Se per noi italiani tre mesi sembrano troppi senza la Serie A, in Groenlandia, gli appassionati del pallone hanno dovuto attendere un anno intero per vedere i loro beniamini tornare in campo lo scorso 8 agosto, mentre l’assegnazione del titolo si terrà già domenica 14 con le due finali. Innanzi tutto va specificato che la Groenlandia a livello calcistico non fa parte della FIFA, a causa di diverse ragioni logistiche che ne impediscono da sempre l’affiliazione. Una su tutte? La mancanza di terreni in erba naturale che per altro costringono la nazionale a emigrare sempre in trasferta persino per le amichevoli, anche perché nessuno si sognerebbe mai di rincorrere il pallone in un campo di ghiaccio, con il rischio di infortunarsi seriamente.

Non solo, un altro grosso problema sarebbe il collegamento sia via nave che aereo, che comunque comporterebbe ogni volta costi esorbitanti e non sostenibili. Tutto questo nonostante i groenlandesi più volte abbiano fatto richiesta per superare questa barriera che sembra essere insormontabile. Quindi tra campi di terra battuta e pozzanghere di neve, il B-67 di Nuuk, la squadra locale più celebre, va anche quest’anno a caccia del suo quinto titolo consecutivo, dove le avversarie hanno nomi impronunciabili come Siuteroq 43 e Kagssagsuk.

In un torneo dove la maggior parte dei calciatori scende in campo con la tuta al posto dei calzoncini per via del freddo polare e dove gli “stadi” in realtà sono dei campetti oratoriali, l’agonismo e una severa terna arbitrale di certo non mancano. Il calcio del resto nel Paese degli eschimesi non è una novità degli ultimi tempi, anzi è a partire dal 1954 che si giocano in forma ufficiale i campionati, naturalmente in forma ristretta e sempre d’estate. Su 55 mila abitanti infatti ben 5000 sono coloro che lo praticano, ovvero 1 calciatore su 10 abitanti, sebbene non si ricordano risultati eclatanti nel rispettivo campionato.

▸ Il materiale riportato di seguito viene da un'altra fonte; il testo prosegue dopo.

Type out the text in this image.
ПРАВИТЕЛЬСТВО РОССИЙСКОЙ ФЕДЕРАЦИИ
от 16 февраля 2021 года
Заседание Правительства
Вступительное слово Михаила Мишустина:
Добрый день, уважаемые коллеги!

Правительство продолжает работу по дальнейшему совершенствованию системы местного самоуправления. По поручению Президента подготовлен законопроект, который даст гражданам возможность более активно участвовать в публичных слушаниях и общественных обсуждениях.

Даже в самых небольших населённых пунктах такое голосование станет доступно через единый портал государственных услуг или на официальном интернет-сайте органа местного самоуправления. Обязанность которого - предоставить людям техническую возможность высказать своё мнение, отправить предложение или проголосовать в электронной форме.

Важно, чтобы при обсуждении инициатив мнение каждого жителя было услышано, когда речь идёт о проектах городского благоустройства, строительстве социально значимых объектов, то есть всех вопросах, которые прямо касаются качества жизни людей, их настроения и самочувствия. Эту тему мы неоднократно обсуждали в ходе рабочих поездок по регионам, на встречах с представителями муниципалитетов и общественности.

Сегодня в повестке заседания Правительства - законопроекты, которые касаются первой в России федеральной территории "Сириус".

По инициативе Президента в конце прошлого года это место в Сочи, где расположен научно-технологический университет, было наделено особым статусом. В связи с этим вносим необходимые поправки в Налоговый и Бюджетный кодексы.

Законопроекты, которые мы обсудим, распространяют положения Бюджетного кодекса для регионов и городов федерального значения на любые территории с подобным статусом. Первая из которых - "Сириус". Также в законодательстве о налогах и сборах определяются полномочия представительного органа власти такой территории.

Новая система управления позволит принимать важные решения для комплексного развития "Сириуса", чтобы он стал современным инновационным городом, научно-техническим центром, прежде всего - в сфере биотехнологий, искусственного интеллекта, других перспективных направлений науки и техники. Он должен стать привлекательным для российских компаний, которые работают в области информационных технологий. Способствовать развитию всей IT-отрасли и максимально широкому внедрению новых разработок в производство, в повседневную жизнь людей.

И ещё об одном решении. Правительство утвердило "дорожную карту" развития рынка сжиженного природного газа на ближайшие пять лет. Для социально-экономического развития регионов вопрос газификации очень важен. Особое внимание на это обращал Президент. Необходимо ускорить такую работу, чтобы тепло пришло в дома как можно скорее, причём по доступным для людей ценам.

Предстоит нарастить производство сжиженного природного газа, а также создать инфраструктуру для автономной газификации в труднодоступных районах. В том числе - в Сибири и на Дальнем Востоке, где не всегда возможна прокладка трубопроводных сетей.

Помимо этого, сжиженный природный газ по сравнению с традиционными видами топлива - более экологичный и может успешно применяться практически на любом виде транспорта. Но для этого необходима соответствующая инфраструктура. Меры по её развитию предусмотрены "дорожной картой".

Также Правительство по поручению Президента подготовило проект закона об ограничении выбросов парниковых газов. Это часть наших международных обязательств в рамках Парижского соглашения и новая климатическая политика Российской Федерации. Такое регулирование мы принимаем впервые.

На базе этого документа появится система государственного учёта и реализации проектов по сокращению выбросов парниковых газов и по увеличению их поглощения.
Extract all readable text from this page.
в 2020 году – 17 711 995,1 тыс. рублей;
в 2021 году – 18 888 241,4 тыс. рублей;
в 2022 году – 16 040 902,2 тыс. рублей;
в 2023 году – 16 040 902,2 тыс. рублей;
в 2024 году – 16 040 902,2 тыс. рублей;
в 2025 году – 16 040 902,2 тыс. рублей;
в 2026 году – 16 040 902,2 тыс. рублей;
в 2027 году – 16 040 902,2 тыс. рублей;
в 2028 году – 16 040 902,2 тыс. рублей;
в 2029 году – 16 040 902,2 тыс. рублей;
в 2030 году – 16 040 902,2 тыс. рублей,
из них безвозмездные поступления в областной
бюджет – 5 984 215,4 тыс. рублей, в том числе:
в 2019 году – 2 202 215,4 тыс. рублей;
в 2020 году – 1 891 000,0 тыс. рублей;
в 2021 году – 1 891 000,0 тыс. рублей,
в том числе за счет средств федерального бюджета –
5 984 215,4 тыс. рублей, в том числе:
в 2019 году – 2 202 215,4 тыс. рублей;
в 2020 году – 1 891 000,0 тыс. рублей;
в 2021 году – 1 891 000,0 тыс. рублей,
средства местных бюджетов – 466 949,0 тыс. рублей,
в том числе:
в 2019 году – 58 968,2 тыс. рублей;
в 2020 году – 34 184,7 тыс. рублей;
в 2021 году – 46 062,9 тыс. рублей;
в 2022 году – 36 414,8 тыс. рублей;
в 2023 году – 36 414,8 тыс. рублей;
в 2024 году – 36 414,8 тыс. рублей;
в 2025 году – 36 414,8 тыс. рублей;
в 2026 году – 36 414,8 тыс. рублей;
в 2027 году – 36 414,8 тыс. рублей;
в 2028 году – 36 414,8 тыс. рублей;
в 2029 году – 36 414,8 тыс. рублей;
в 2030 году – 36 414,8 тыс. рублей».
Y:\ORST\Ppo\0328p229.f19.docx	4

Rimangono comunque 70 squadre che prima di giungere alla finale di Nuuk, devono sudare la gloria nei campetti sperduti in mezzo ai ghiacci, dove i tifosi si arrampicano sulle rocce che fungono da spalti. Eppure i bambini che decidono di giocare a calcio crescono con in camera il poster di Jesper Grønkjær, gloria locale ed ex calciatore di Ajax, Chelsea e Atletico Madrid, giunto a diventare bandiera della Danimarca, essendo Nuuk, la capitale della Groenlandia, dipendente dallo stato danese.

Un calcio come simbolo di aggregazione di sociale, considerato che il problema della disoccupazione resta elevato e la piaga dell’alcolismo come conseguenza sono sempre in agguato in questa terra fredda e lontana. Nel frattempo, dopo le continue richieste ci si aspetta sempre una risposta da parte della FIFA, perché i groenlandesi nonostante i tanti rifiuti non si arrendono, in un Paese dove tra campi di ghiaia e ghiaccio la passione per il calcio resta eterna.